Sachiko took her father’s utterance and not unpleasant expression as consent, so she began to read to him Keats’ “Endymion” as she had translated it.
“It is too long.” was all Tomohiro said, frowning, when his daughter had finished, but he also gave her a rare smile. He was delighted that he had at least one of his flesh interested in something he valued so greatly, even though the poem was not Japanese, not haiku, it was good. His daughter knew quality. He wondered why he should not be more encouraging of her effort. She never tried to read him a poem again.
--
Now, at the age of sixty, in Tule Lake, he was free of the burden of farm work, though not the burden of his family. He could try to write poetry despite the stiffness in his fingers. In reading that first haiku, he decided that this was not was one of his best efforts, but he wondered then why he had placed it on top. He read the next poem and it was not even as good as the first, nor were any of the others. Perhaps, he thought, he had been away from poetry for so long that he had lost perspective. He knew he had once been a gifted poet. He dug deeper and found his volume of Basho’s haiku. He read several of them aloud; so elegant in their simplicity. He had always liked one:
Resigned in heart to
Exposure to the weather
The wind blows through me.
It was just as he remembered it. Why had he thought his own poems so wonderful? Were his old colleagues correct in suggesting that he had lacked heart? What did that even mean? What did Basho have in his heart that he, Tomohiro, did not? What was the point of this haiku? Standing he saw Sachiko just entering their shack.
“Sachiko.” He said, “Read your father’s poem.”
“Yes sir.”
He showed her his poem about April’s bloom.
“You wrote this?” she said. “I do not hear your voice in it. Maybe it needs more heart.”
“Ah.” said Tomohiro, but he was stricken by her words. She did not understand what her words meant to him. He recalled how often he would tell his students to find their voice and now his own daughter, a college student—or she had been until this cursed internment forced her to withdraw from the University of California—a student who had taken poetry classes did not hear his voice in it. Perhaps she did not know his voice? Or his heart.
That evening after dinner, Tomohiro sat down on his crude cot to write a poem. Nothing came to him. He sought a voice. He sought a subject. He was empty. What was he to do? As he gazed at the bare wood ceiling of their shack, he heard only the lisping of the wind through the walls. His teenaged children were no doubt doing their homework for the internment camp school. It was frustrating to him that he now had the time and the quiet he always thought he had needed to write, but there was nothing he could write about. He would sleep on it. In his sleep, he dreamt that he was writing a haiku as beautiful as anything as had ever read. He was overwhelmed with joy. He awoke in the dark and grabbed a flashlight to find his pen and tablet.

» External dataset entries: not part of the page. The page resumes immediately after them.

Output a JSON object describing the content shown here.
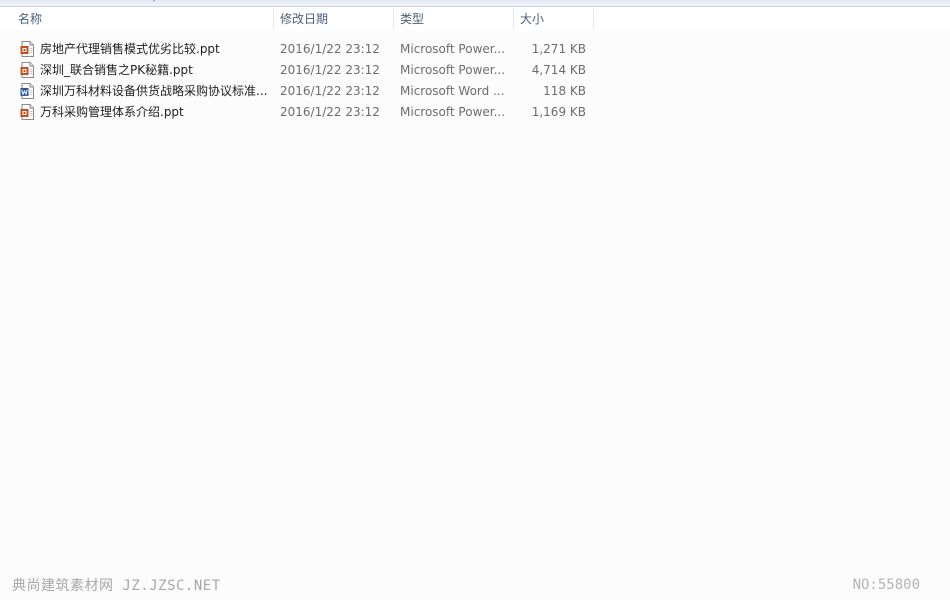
{
  "columns": {
    "name": "名称",
    "date": "修改日期",
    "type": "类型",
    "size": "大小"
  },
  "sort": {
    "column": "name",
    "indicator": "˄"
  },
  "files": [
    {
      "name": "房地产代理销售模式优劣比较.ppt",
      "date": "2016/1/22 23:12",
      "type": "Microsoft Power...",
      "size": "1,271 KB",
      "icon": "powerpoint-file-icon"
    },
    {
      "name": "深圳_联合销售之PK秘籍.ppt",
      "date": "2016/1/22 23:12",
      "type": "Microsoft Power...",
      "size": "4,714 KB",
      "icon": "powerpoint-file-icon"
    },
    {
      "name": "深圳万科材料设备供货战略采购协议标准...",
      "date": "2016/1/22 23:12",
      "type": "Microsoft Word ...",
      "size": "118 KB",
      "icon": "word-file-icon"
    },
    {
      "name": "万科采购管理体系介绍.ppt",
      "date": "2016/1/22 23:12",
      "type": "Microsoft Power...",
      "size": "1,169 KB",
      "icon": "powerpoint-file-icon"
    }
  ],
  "watermark": {
    "left": "典尚建筑素材网 JZ.JZSC.NET",
    "right": "NO:55800"
  },
  "colors": {
    "ppt_icon": "#c4501f",
    "word_icon": "#2b5797",
    "header_text": "#4c607a"
  }
}
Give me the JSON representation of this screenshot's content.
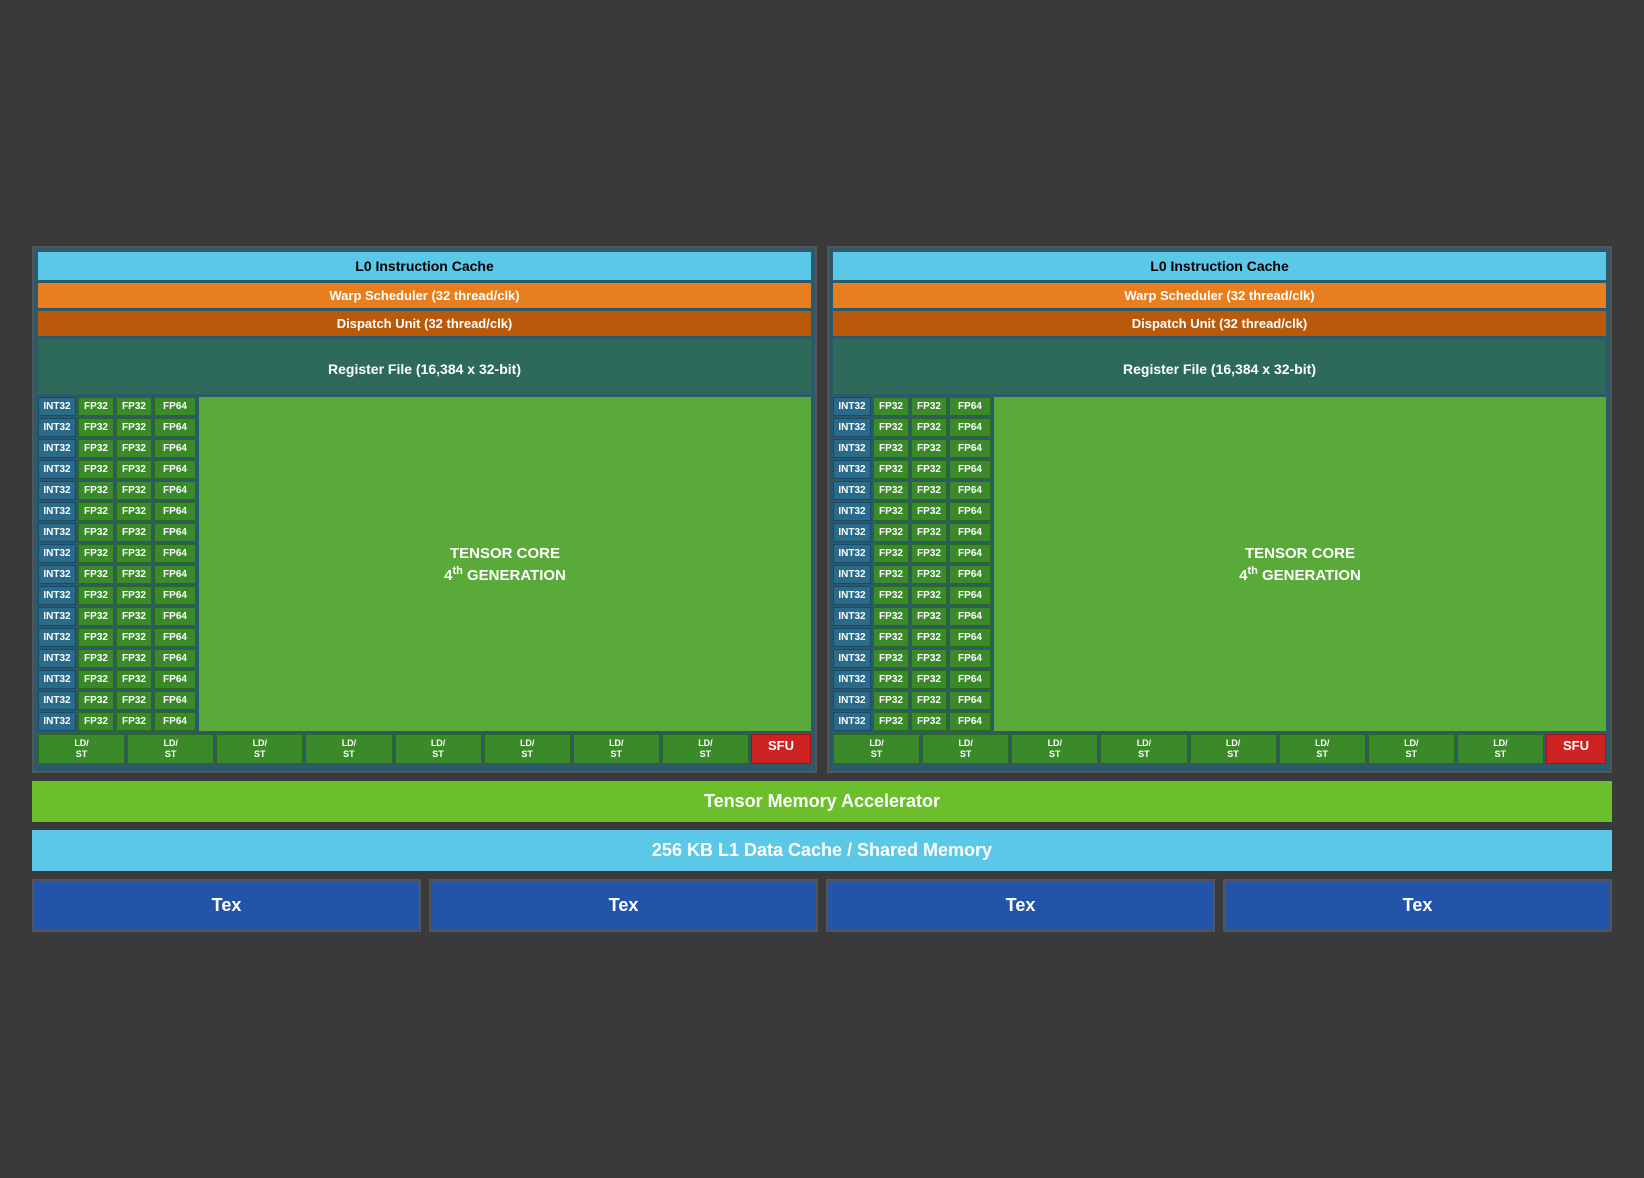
{
  "sm": {
    "l0_cache": "L0 Instruction Cache",
    "warp_scheduler": "Warp Scheduler (32 thread/clk)",
    "dispatch_unit": "Dispatch Unit (32 thread/clk)",
    "register_file": "Register File (16,384 x 32-bit)",
    "tensor_core_line1": "TENSOR CORE",
    "tensor_core_line2": "4",
    "tensor_core_sup": "th",
    "tensor_core_line3": "GENERATION",
    "sfu": "SFU",
    "rows": 16,
    "ldst_cols": 8
  },
  "bottom": {
    "tma": "Tensor Memory Accelerator",
    "l1": "256 KB L1 Data Cache / Shared Memory",
    "tex_boxes": [
      "Tex",
      "Tex",
      "Tex",
      "Tex"
    ]
  }
}
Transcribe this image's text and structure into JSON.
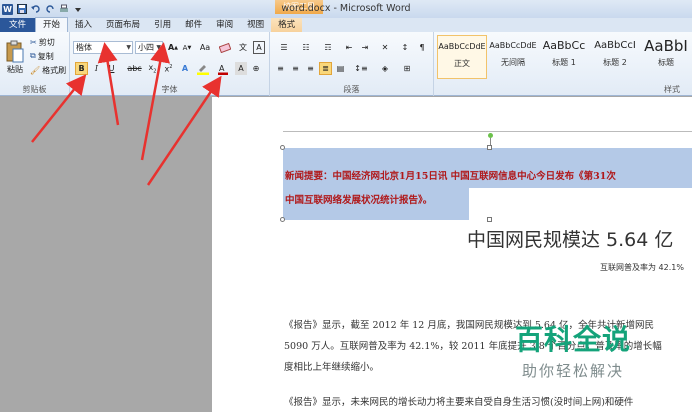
{
  "window": {
    "title": "word.docx - Microsoft Word",
    "context_badge": "校图工目",
    "accent": "#2b579a"
  },
  "qat": {
    "word_icon": "W",
    "save_icon": "save-icon",
    "undo_icon": "undo-icon",
    "redo_icon": "redo-icon"
  },
  "tabs": [
    {
      "label": "文件"
    },
    {
      "label": "开始"
    },
    {
      "label": "插入"
    },
    {
      "label": "页面布局"
    },
    {
      "label": "引用"
    },
    {
      "label": "邮件"
    },
    {
      "label": "审阅"
    },
    {
      "label": "视图"
    },
    {
      "label": "格式"
    }
  ],
  "clipboard": {
    "paste": "粘贴",
    "cut": "剪切",
    "copy": "复制",
    "format_painter": "格式刷",
    "group_label": "剪贴板"
  },
  "font": {
    "name": "楷体",
    "size": "小四",
    "bold": "B",
    "italic": "I",
    "underline": "U",
    "grow": "A",
    "shrink": "A",
    "case": "Aa",
    "group_label": "字体",
    "font_color": "#c00000",
    "highlight_color": "#ffff00"
  },
  "paragraph": {
    "group_label": "段落"
  },
  "styles": {
    "group_label": "样式",
    "items": [
      {
        "sample": "AaBbCcDdE",
        "name": "正文"
      },
      {
        "sample": "AaBbCcDdE",
        "name": "无间隔"
      },
      {
        "sample": "AaBbCc",
        "name": "标题 1"
      },
      {
        "sample": "AaBbCcI",
        "name": "标题 2"
      },
      {
        "sample": "AaBbI",
        "name": "标题"
      }
    ]
  },
  "document": {
    "textbox_line1": "新闻提要：中国经济网北京1月15日讯 中国互联网信息中心今日发布《第31次",
    "textbox_line2": "中国互联网络发展状况统计报告》。",
    "title": "中国网民规模达 5.64 亿",
    "subtitle": "互联网普及率为 42.1%",
    "p1_line1": "《报告》显示，截至 2012 年 12 月底，我国网民规模达到 5.64 亿，全年共计新增网民",
    "p1_line2": "5090 万人。互联网普及率为 42.1%，较 2011 年底提升 3.8 个百分点，普及率的增长幅",
    "p1_line3": "度相比上年继续缩小。",
    "p2_line1": "《报告》显示，未来网民的增长动力将主要来自受自身生活习惯(没时间上网)和硬件"
  },
  "watermark": {
    "main": "百科全说",
    "sub": "助你轻松解决"
  }
}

The next morning was a Sunday and Tomohiro sat on his bed his pen in his hand and a tablet in front of him. The pen did not move. The tablet was blank except for a few drops of water. Just then, Sachiko appeared and asked him in faltering Japanese “Papa, what is the matter?” Trying to disguise the gesture Tomohiro brushed his tears and said, “I think there is too much dust in this hovel.” But he said it as if he was speaking to her for the first time in her life.